South Sudanese authorities have claimed that a group of armed people who recently occupied the town of Gumuruk in the Greater Pibor Administrative Area have withdrawn from the area, amid an upsurge in inter-communal clashes in this area of the African country.
South Sudanese Army spokesman Lul Ruai Koang said that government forces re-entered the town on Wednesday afternoon after the withdrawal of the assailants, who had reportedly arrived from the adjacent Jonglei state.
«The army returned to Gumuruk yesterday after the withdrawal of the armed youths from Jonglei, who left on their own,» he said in statements to Radio Tamazuj. He stressed that the military is ready to respond to such attacks.
For his part, the Minister of Local Government of the Greater Pibor Administrative Area, Simon Peter Ajeny, confirmed that the Army «recaptured» the locality of Gumuruk, while indicating that «the situation is difficult». «The entire locality, with 50,000 houses, three schools and a health center, has been reduced to ashes,» he said.
James Morgan Pitia, South Sudan’s representative to the African Union (AU), asked the organization to help the central government in its efforts to achieve the disarmament and demobilization of this type of militias and recalled that the bloc did the same «when the wars in Liberia and Sierra Leone ended,» according to Eye Radio.
The Jonglei authorities demanded on Wednesday that the central government intervene and put an end to the fighting, while calling for the withdrawal of the assailants. In this regard, Jonglei’s Information Minister, John Samuel Manyoun, called them «criminals».

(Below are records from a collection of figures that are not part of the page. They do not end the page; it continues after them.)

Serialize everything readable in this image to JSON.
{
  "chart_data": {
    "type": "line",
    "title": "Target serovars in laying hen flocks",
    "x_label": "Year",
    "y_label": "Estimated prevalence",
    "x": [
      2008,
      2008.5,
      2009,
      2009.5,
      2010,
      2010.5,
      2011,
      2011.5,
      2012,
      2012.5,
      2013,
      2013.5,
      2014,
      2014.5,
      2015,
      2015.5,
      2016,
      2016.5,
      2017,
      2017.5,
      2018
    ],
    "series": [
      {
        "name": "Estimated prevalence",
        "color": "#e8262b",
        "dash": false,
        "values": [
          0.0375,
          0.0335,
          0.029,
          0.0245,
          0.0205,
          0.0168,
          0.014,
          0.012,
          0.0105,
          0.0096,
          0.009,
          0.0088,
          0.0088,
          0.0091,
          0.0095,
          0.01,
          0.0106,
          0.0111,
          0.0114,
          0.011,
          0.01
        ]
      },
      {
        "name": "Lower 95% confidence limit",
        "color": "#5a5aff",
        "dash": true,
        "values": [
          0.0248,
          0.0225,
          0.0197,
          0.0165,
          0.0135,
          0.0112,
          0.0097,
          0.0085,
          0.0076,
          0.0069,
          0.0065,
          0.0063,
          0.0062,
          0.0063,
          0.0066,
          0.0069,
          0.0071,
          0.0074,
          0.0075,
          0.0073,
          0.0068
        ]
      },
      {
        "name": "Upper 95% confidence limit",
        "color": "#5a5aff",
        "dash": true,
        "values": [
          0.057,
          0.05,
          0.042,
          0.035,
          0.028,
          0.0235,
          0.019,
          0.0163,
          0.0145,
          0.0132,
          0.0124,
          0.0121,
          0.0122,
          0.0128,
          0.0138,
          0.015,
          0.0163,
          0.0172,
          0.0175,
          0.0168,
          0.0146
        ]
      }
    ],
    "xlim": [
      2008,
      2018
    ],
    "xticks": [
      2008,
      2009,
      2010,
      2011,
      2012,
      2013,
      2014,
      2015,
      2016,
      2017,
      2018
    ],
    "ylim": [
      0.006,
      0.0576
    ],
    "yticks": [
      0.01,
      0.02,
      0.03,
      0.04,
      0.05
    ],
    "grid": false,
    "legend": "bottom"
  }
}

The United Nations last week expressed its «deep concern» over calls for the mobilization of members of the Nuer community in Greater Jonglei and warned that it could lead to «massive attacks» against the population in this area of South Sudan.
South Sudan has a unity government that was launched following the materialization of the 2018 peace agreement between President Salva Kiir and rebel leader Riek Machar, which resulted in the latter returning to the post of first vice-president of the African country.
Despite the decrease in violence due to the political conflict, the country has recorded an increase in inter-communal clashes, mainly motivated by cattle rustling and disputes between pastoralists and farmers in the most fertile areas of the country, especially due to the increase in desertification and displacement of populations.